Plus que neuf mois pour préparer la première rentrée.

"Notre école à pédagogie active privilégie le développement des aptitudes des adolescents, en mettant leur projet de vie au cœur des préoccupations de la communauté éducative", lance, à la cantonade, le bourgmestre Daniel Senesael (PS).

La salle est comble et l’on perçoit un intérêt émoustillé, tant dans les regards interrogateurs des parents que sur les mines, tout sourire, des enfants.

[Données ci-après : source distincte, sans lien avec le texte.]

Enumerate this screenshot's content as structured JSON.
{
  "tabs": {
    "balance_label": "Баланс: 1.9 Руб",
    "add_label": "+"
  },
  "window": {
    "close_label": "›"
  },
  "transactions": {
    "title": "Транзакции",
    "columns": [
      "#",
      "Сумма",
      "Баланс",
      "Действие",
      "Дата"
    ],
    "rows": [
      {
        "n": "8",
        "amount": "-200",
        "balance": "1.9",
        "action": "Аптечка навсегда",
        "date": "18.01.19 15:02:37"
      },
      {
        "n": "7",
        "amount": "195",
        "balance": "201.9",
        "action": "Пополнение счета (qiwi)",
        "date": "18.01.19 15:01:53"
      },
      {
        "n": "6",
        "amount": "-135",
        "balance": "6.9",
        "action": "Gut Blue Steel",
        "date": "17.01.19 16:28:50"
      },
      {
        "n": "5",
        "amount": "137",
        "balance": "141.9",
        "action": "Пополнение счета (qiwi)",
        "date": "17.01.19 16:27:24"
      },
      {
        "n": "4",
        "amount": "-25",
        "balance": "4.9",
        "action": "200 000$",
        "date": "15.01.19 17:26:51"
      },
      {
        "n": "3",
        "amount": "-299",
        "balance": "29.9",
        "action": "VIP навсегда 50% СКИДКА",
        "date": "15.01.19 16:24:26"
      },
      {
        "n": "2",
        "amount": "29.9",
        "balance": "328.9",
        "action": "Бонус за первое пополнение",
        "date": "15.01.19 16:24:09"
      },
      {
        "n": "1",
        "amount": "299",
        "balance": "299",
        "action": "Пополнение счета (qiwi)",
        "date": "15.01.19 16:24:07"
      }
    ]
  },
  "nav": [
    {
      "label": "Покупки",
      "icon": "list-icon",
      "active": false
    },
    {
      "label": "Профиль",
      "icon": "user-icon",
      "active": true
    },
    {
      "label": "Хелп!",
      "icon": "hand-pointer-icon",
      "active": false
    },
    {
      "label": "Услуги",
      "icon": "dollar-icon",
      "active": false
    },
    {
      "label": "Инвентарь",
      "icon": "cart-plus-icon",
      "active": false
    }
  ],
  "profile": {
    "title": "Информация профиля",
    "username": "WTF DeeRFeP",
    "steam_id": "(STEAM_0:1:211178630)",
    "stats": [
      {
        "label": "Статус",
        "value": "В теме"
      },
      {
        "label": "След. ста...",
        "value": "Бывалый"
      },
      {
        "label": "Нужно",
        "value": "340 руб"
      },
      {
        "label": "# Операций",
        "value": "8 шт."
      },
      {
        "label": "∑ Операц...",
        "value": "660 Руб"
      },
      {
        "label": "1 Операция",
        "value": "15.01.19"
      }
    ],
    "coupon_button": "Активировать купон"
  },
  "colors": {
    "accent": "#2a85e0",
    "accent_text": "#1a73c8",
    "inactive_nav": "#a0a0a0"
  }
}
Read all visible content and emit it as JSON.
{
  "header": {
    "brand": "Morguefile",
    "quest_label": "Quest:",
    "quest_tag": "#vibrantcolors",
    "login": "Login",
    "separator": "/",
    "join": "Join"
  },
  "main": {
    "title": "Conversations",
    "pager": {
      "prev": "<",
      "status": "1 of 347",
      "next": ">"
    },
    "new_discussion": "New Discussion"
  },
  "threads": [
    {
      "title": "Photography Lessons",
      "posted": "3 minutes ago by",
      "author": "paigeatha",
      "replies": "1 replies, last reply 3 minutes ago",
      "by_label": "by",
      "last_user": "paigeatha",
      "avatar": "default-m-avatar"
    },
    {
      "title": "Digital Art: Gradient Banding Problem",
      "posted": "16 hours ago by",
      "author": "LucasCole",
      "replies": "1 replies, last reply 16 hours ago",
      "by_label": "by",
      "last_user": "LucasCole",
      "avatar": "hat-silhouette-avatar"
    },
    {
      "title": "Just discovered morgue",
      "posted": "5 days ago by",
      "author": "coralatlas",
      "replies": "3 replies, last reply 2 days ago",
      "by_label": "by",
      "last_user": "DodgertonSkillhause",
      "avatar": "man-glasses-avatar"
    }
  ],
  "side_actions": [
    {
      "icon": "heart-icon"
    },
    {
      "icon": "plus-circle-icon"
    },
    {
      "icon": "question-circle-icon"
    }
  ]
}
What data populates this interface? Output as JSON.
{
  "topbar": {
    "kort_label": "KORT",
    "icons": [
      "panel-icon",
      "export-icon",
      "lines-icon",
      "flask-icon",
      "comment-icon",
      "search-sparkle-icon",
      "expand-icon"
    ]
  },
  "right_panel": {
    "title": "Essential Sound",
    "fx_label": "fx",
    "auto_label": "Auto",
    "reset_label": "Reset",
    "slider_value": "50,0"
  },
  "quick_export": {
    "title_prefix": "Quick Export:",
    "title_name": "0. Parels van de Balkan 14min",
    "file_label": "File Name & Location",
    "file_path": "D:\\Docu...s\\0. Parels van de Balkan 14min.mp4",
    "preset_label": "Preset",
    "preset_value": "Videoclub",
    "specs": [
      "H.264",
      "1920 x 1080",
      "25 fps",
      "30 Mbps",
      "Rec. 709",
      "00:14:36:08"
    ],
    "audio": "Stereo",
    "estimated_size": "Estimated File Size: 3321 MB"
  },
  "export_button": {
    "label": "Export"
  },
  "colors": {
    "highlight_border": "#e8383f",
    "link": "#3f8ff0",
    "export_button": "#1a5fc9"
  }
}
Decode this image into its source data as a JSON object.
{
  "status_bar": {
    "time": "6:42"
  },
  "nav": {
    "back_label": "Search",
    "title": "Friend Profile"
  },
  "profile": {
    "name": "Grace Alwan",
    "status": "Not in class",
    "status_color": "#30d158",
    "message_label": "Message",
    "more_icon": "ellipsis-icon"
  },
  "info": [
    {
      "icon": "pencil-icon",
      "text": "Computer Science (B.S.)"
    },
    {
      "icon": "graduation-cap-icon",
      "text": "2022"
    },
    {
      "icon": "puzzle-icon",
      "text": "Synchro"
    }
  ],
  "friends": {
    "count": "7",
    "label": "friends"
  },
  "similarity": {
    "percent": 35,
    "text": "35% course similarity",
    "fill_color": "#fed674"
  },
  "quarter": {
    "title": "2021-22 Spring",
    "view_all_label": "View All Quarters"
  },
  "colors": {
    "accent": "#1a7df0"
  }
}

"Mais que l’on s’entende, la pédagogie active ne signifie en aucun cas que nos élèves pourront n’en faire qu’à leur tête", poursuit aussitôt le président du pouvoir organisateur.

Le projet pédagogique du Centre éducatif Mitterrand d’Estaimpuis est une réponse, hors des sentiers battus, au Pacte d’Excellence.

"Le CEME est un établissement d’enseignement général. Et à ce titre, tous les élèves qui voudraient s’y inscrire devront être détenteurs du CEB, le certificat d’études de base, décerné à l’issue de la réussite des six années de primaire", ajoute le mayeur qui a exercé, en son temps, le métier de professeur durant 17 ans.

L’école de la réussite

La grille horaire du tronc commun est constituée de 6 heures de français, de 4 heures de mathématiques et de 4 heures de langues. Mais ce sont le choix et la mise en œuvre des options qui feront toute la différence.

"Nous voulons que tous les élèves réussissent. Et tous vos enfants réussiront si nous leur offrons, dans un cadre de discipline et de bienveillance, l’opportunité d’exprimer leur potentiel. Que ce soit dans les domaines culturel, artistique, manuel ou sportif", assure Daniel Senesael, en faisant référence à des expériences concluantes de pédagogie active.

Pour atteindre cet objectif ambitieux, tout en évitant les dérives de l’élitisme, le CEME veut mettre en place un enseignement qui tire chaque élève vers le haut, en prônant pour vertu l’excellence dans le dépassement de soi.